CIA: Iraq May Be Prime Place for Training of Militants, C.I.A. Report Concludes

Iraq May Be Prime Place for Training of Militants, C.I.A. Report Concludes (NYT | RSS)

A new classified assessment by the Central Intelligence Agency says Iraq may prove to be an even more effective training ground for Islamic extremists than Afghanistan was in Al Qaeda’s early days, because it is serving as a real-world laboratory for urban combat. The assessment, completed last month and circulated among government agencies, was described in recent days by several Congressional and intelligence officials. The officials said it made clear that the war was likely to produce a dangerous legacy by dispersing to other countries Iraqi and foreign combatants more adept and better organized than they were before the conflict.

Congressional and intelligence officials who described the assessment called it a thorough examination that included extensive discussion of the areas that might be particularly prone to infiltration by combatants from Iraq, either Iraqis or foreigners. They said the assessment had argued that Iraq, since the American invasion of 2003, had in many ways assumed the role played by Afghanistan during the rise of Al Qaeda during the 1980’s and 1990’s, as a magnet and a proving ground for Islamic extremists from Saudi Arabia and other Islamic countries.

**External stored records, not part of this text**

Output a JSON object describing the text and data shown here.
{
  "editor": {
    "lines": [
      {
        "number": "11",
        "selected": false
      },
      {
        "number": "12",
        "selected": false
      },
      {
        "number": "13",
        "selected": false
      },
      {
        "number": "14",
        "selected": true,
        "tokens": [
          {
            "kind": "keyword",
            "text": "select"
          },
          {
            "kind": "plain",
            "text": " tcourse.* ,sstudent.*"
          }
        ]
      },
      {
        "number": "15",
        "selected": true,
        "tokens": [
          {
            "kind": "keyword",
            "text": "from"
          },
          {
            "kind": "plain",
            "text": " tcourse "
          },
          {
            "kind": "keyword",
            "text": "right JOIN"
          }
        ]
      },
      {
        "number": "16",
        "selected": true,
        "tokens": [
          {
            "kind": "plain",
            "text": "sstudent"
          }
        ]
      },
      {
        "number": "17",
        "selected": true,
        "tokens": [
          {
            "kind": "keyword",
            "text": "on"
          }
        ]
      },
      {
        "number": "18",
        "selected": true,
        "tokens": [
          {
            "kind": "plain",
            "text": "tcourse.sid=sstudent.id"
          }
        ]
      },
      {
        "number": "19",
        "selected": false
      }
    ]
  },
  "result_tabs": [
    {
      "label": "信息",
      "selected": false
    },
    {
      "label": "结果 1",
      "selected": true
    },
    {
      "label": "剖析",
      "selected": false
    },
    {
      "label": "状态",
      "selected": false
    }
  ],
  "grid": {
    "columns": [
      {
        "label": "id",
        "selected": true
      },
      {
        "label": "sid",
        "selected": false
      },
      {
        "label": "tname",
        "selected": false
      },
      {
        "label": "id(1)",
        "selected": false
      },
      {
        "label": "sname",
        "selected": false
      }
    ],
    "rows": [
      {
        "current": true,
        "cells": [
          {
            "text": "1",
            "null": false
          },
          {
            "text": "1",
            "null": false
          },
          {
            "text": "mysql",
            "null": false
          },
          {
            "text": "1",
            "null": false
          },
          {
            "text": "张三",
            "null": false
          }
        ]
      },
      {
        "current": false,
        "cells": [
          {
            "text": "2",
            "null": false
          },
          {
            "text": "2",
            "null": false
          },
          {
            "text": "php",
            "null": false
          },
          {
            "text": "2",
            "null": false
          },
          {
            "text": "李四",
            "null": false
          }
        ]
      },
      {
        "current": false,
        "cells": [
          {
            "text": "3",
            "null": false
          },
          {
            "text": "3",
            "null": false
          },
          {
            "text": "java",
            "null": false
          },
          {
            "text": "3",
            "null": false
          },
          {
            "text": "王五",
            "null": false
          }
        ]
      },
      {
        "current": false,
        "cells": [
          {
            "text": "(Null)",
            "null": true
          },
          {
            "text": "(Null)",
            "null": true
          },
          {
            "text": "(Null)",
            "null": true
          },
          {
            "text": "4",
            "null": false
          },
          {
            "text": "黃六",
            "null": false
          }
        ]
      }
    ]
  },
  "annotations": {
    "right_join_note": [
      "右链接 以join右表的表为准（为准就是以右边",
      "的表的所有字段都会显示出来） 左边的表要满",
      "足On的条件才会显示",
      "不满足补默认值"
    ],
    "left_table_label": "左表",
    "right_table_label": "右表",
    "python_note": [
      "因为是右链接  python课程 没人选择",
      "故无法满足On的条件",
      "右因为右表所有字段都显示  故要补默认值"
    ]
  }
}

The officials said the report spelled out how the urban nature of the war in Iraq was helping combatants learn how to carry out assassinations, kidnappings, car bombings and other kinds of attacks that were never a staple of the fighting in Afghanistan during the anti-Soviet campaigns of the 1980’s. It was during that conflict, primarily rural and conventional, that the United States provided arms to Osama bin Laden and other militants, who later formed Al Qaeda.

The assessment said the central role played by Iraq meant that, for now, most potential terrorists were likely to focus their energies on attacking American forces there, rather than carrying out attacks elsewhere, the officials said. But the officials said Saudi Arabia, Jordan and other countries would soon have to contend with militants who leave Iraq equipped with considerable experience and training.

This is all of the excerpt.